Meine Forschung in Deutschland

Posted in Uncategorized with tags , , on 2011 October 7 by Asad Sayeed

In my previous post I talked about the act of moving to Germany, and how it has been so far.  But I suppose some of you will want to know about my work life at the University of the Saarland.

Well, I’m appointed in the department of Computational Linguistics and Phonetics (COLI), but in the way of academia, there are a series of bodies involved in my employment, and their relationships are something I don’t entirely understand yet.  I am apparently part of the Multi-modal Computing and Innovation Cluster of Excellence (MMCI), which is a joint project of a bunch of groups, including the Max Planck Institute and the Deutsche Forschungsinstitut für Künstliche Intelligenz (DFKI, the German Research Institute for Artificial Intelligence).  My supervisor is Vera Demberg, who is a Junior Research Group Leader appointed as part of the MMCI package.

I chose to accept Vera’s offer back in the summer and come here because Vera is very active in bridging the gap between the formal sort of linguistics which is near and dear to my heart (as some of you know), the psycholinguistics that I’ve always wanted to get my fingers into, and the more practical-minded statistical efforts to make systems that represent the world in a robust way, which is where I focused my PhD dissertation work.  So it was a close match of congruent interests.

Right now, we’ve been working on defining our actual research project and goals, which has actually been a lot of fun.  There are plusses and minuses to starting a postdoc when there wasn’t already an active project in place (Vera has other projects less technologically-oriented).   During my graduate career, I had multiple opportunities to define projects both for my thesis and for grant- and internship-driven work, and for the most part it worked out well, so on balance I’m pretty happy to be there at the beginning.  Another advantage is that I don’t have to reverse-engineer someone else’s peculiar code.  Well, for now, at least.

I’ve had some catching up to do on some recent developments in psycholinguistic and representational frameworks, and we’ve particularly been focusing on surprisal-based measures of cognitive load.  Surprisal in computational psycholinguisics has developed a burgeoning literature over the past several years, particularly stemming from foundational work by people like John Hale, now at Cornell.  As an information-theoretic measure, surprisal is one way to bridge the gap between formal representation and statistical robustness which other measures of cognitive load (and statistical modeling) do not do as well.  As long as we have a conditional probability in the denominator, we can find the surprisal at particular points in a string (assuming incremental parsing).  Then it becomes a matter of testing the predictions experimentally.

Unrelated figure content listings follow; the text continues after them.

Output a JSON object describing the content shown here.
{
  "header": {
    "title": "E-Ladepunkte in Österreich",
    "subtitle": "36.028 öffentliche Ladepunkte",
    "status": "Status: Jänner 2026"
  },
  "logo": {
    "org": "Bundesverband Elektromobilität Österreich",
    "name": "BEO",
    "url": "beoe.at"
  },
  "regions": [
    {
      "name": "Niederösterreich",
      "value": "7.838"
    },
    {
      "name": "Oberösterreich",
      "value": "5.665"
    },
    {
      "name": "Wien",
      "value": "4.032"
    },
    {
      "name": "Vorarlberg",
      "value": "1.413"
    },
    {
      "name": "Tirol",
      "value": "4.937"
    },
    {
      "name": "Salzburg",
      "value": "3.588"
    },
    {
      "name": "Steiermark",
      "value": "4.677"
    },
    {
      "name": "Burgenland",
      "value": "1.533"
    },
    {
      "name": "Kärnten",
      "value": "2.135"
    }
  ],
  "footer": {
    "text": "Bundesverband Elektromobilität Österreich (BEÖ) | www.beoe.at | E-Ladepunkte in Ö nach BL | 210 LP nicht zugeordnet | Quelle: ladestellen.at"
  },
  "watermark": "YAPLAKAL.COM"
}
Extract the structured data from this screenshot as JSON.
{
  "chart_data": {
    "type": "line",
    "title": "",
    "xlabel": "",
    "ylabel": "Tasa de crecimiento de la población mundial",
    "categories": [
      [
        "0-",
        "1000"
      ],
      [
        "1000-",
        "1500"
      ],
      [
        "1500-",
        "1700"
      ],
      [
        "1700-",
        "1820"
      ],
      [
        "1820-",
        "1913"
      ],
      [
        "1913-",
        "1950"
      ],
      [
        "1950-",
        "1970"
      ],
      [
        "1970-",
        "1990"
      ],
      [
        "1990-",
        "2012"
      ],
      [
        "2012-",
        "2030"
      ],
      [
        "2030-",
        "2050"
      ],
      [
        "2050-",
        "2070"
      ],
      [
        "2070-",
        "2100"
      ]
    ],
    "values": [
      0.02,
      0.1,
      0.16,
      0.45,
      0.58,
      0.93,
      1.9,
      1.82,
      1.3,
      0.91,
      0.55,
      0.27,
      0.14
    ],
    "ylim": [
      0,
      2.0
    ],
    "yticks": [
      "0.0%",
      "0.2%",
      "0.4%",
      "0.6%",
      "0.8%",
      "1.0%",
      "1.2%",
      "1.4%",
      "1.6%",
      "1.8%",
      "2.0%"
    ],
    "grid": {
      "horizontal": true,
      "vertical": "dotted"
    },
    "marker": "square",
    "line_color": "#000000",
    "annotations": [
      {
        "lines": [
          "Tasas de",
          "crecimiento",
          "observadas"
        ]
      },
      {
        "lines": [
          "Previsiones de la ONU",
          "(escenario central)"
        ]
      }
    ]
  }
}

However, we’ve been looking at opportunities to apply these to various kinds of real-time information retrieval and user interface tasks, particularly with transcribed/ASR speech.  But, and here’s the catch, we want to augment the typically syntax-based surprisal measures with some kind of additional formal semantics, which will then allow domain-dependence in our applications.

We’re hoping not to build an entire experimental and processing pipeline from scratch, so we’ve been casting about for resources and collaborators, as well as looking for students from within the Saarland fold.  I suppose I’m biased, but the current state of psycholinguistics, statistical modeling, and syntactic/semantic formalism is coming finally toward an interesting convergence points where we can start to model natural natural language processing activities, so to speak, so I already see lots of exciting opportunities.  And I’ve only been here a month.